The fire service still has the same basic mission: Protect life and preserve property from all perils. The same public service motivation that prompted principled citizens to be firefighters in the early days still exists today. That motivation is to help people. Now more than ever, the fire service must find and recruit those principled citizens, and we must find ways to make the job bearable and rewarding.

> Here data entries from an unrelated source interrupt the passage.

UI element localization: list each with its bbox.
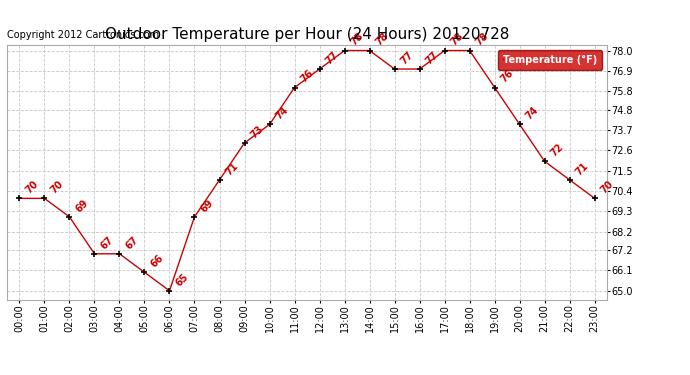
Text: 67: 67 [124, 234, 140, 251]
Text: 76: 76 [299, 68, 315, 85]
Text: 74: 74 [274, 105, 290, 122]
Text: 78: 78 [348, 31, 366, 48]
Legend: Temperature (°F): Temperature (°F) [498, 50, 602, 70]
Text: 77: 77 [324, 50, 340, 66]
Text: Copyright 2012 Cartronics.com: Copyright 2012 Cartronics.com [7, 30, 159, 40]
Text: 69: 69 [74, 198, 90, 214]
Text: 69: 69 [199, 198, 215, 214]
Title: Outdoor Temperature per Hour (24 Hours) 20120728: Outdoor Temperature per Hour (24 Hours) … [105, 27, 509, 42]
Text: 72: 72 [549, 142, 565, 159]
Text: 74: 74 [524, 105, 540, 122]
Text: 77: 77 [399, 50, 415, 66]
Text: 65: 65 [174, 272, 190, 288]
Text: 67: 67 [99, 234, 115, 251]
Text: 66: 66 [148, 253, 165, 270]
Text: 71: 71 [224, 160, 240, 177]
Text: 77: 77 [424, 50, 440, 66]
Text: 78: 78 [474, 31, 491, 48]
Text: 78: 78 [448, 31, 466, 48]
Text: 78: 78 [374, 31, 391, 48]
Text: 70: 70 [599, 179, 615, 196]
Text: 71: 71 [574, 160, 591, 177]
Text: 76: 76 [499, 68, 515, 85]
Text: 73: 73 [248, 123, 265, 140]
Text: 70: 70 [48, 179, 65, 196]
Text: 70: 70 [23, 179, 40, 196]
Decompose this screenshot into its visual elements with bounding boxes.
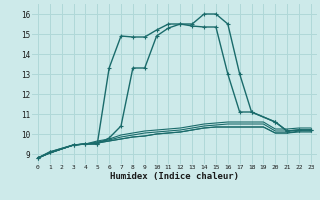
X-axis label: Humidex (Indice chaleur): Humidex (Indice chaleur): [110, 172, 239, 181]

We can’t continue to drive off motivated newcomers with continuous frustrations.

It may be time for us to rethink the organizational structure for fire-based EMS. Could we implement a flatter organizational structure that encourages shared leadership and/or the development of high-performance, self-directed teams? Could the same personnel also revert to the traditional organizational structure for fire suppression, rescue, hazmat and other types of calls that require a more defined command?

The fire service cannot continue the schizophrenic practice of pitting fire suppression against EMS. We must acknowledge that the fire service is EMS and EMS is the fire service. Whatever direction we end up taking, one thing is certain. We must find ways to give our EMS workers the authority required to meet the responsibilities that they have accepted.

If you’re a seasoned fire service officer, you’re probably giving me that look right about now. Face reality, adapt to the changing times, and don’t look at me in that tone of voice. I am a fire officer.